Hamburg is an ideal cycling city with thousands of metres of waterside cycle routes. You can enjoy several two-wheeled tour of Germany's premier port.
Similar to Copenhagen, for hundreds of years, much of today’s Hamburg was Danish territory. More than 150 passed but it’s easy enough to see the sign of the past. Like Copenhagen, Hamburg is flat as a pancake. Hamburg has only recently accept the idea that the odd rain shower shouldn’t put people off their bikes. Now, it is easy-access to rent-a-bike and choose a cycle tour of Hamburg a no-brainer.
THE OUTER and INNER ALSTER
Hamburg grew around the Alster river, which was dammed in the early Middle Ages, creating two lakes. One, the small “Inner Alster” is at the centre of town and is the classic postcard snapshot. The other, much larger “Outer Alster” is one of the best place for the locals that say that this is where central Hamburg is at its most beautiful. Starting at the legendary Hotel Atlantic, home to spies and rock stars alike, head north past the cafés and sailboat moorings to your left. It’s a bit loud at first but you’ll get your first pay-off with a great view across the water after a while. After that, the streets get quieter, the houses get bigger, and the views back into town just keep getting better. Just stick close to the water and cross at Krugkoppelbrücke to start heading back into town, stopping off for a drink if you’re thirsty.
THE other RIVER ELBE
Hamburg has another important river, economically far more important, the River Elbe, a mighty European waterway and home to the city’s port. Head to Landüngsbrücken for a first view of the impressive docks and then use the Alter Elbtunnel to cross. Don’t forget to look back across the water for the view that most miss, and then follow Hermann-Blohm-Straße and the railway sidings along Veddeler Damm for a unique look into the workings of a modern port. Turn left back towards town at Moldauhafen, crossing the river over the iconic Elbe bridges, and then head for HafenCity for a look at the city’s biggest brownfield regeneration project.

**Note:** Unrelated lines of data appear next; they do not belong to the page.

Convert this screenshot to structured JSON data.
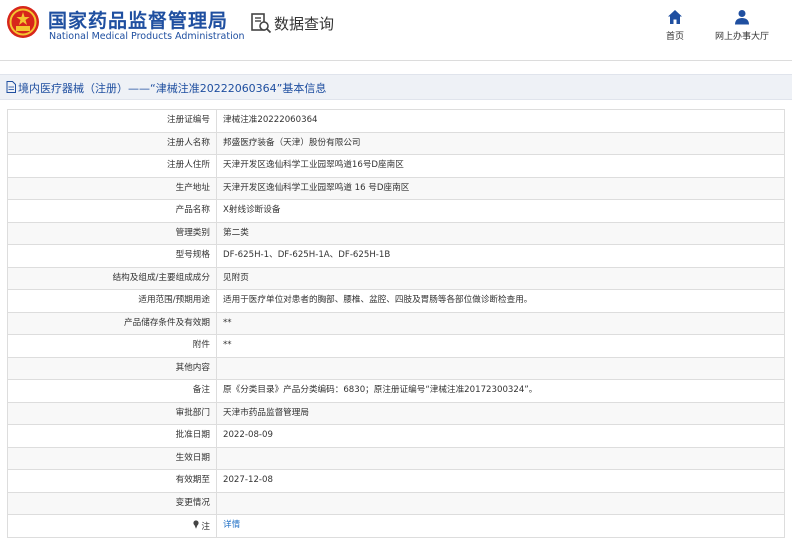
{
  "header": {
    "site_title_cn": "国家药品监督管理局",
    "site_title_en": "National Medical Products Administration",
    "query_label": "数据查询",
    "nav": [
      {
        "label": "首页",
        "icon": "home-icon"
      },
      {
        "label": "网上办事大厅",
        "icon": "user-icon"
      }
    ]
  },
  "title_bar": {
    "text": "境内医疗器械（注册）——“津械注准20222060364”基本信息"
  },
  "rows": [
    {
      "label": "注册证编号",
      "value": "津械注准20222060364"
    },
    {
      "label": "注册人名称",
      "value": "邦盛医疗装备（天津）股份有限公司"
    },
    {
      "label": "注册人住所",
      "value": "天津开发区逸仙科学工业园翠鸣道16号D座南区"
    },
    {
      "label": "生产地址",
      "value": "天津开发区逸仙科学工业园翠鸣道 16 号D座南区"
    },
    {
      "label": "产品名称",
      "value": "X射线诊断设备"
    },
    {
      "label": "管理类别",
      "value": "第二类"
    },
    {
      "label": "型号规格",
      "value": "DF-625H-1、DF-625H-1A、DF-625H-1B"
    },
    {
      "label": "结构及组成/主要组成成分",
      "value": "见附页"
    },
    {
      "label": "适用范围/预期用途",
      "value": "适用于医疗单位对患者的胸部、腰椎、盆腔、四肢及胃肠等各部位做诊断检查用。"
    },
    {
      "label": "产品储存条件及有效期",
      "value": "**"
    },
    {
      "label": "附件",
      "value": "**"
    },
    {
      "label": "其他内容",
      "value": ""
    },
    {
      "label": "备注",
      "value": "原《分类目录》产品分类编码：6830；原注册证编号“津械注准20172300324”。"
    },
    {
      "label": "审批部门",
      "value": "天津市药品监督管理局"
    },
    {
      "label": "批准日期",
      "value": "2022-08-09"
    },
    {
      "label": "生效日期",
      "value": ""
    },
    {
      "label": "有效期至",
      "value": "2027-12-08"
    },
    {
      "label": "变更情况",
      "value": ""
    }
  ],
  "note_row": {
    "label": "注",
    "pin_icon": "pin-icon",
    "link_text": "详情"
  }
}
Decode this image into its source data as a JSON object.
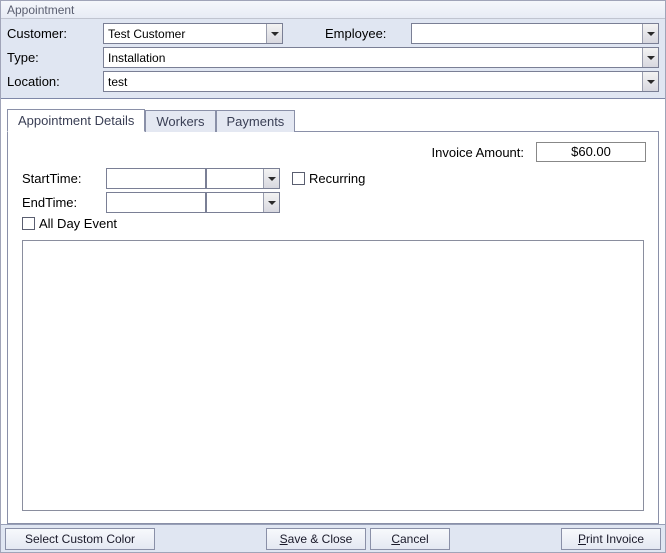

Another route you can enjoy, starts from Landungsbrücken and follows the river downstream. You’ll pass the renovated redbrick warehouses where cod, coffee and carpets were once traded. Next, it’s the unmistakeable rhomboid form of the Dockland cruise terminal: yes, you can climb up the stairs on the rear of it - and doing so will reward you with a sweeping panorama of the harbour. Keep heading out of town for the village-y charm of Övelgönne and its old fisherman’s cottages and, if you’ve got a whole afternoon, ride out as far as the Teufelsbrück ferry and then turn inland for the beautiful Jenischpark and the Botanic Gardens.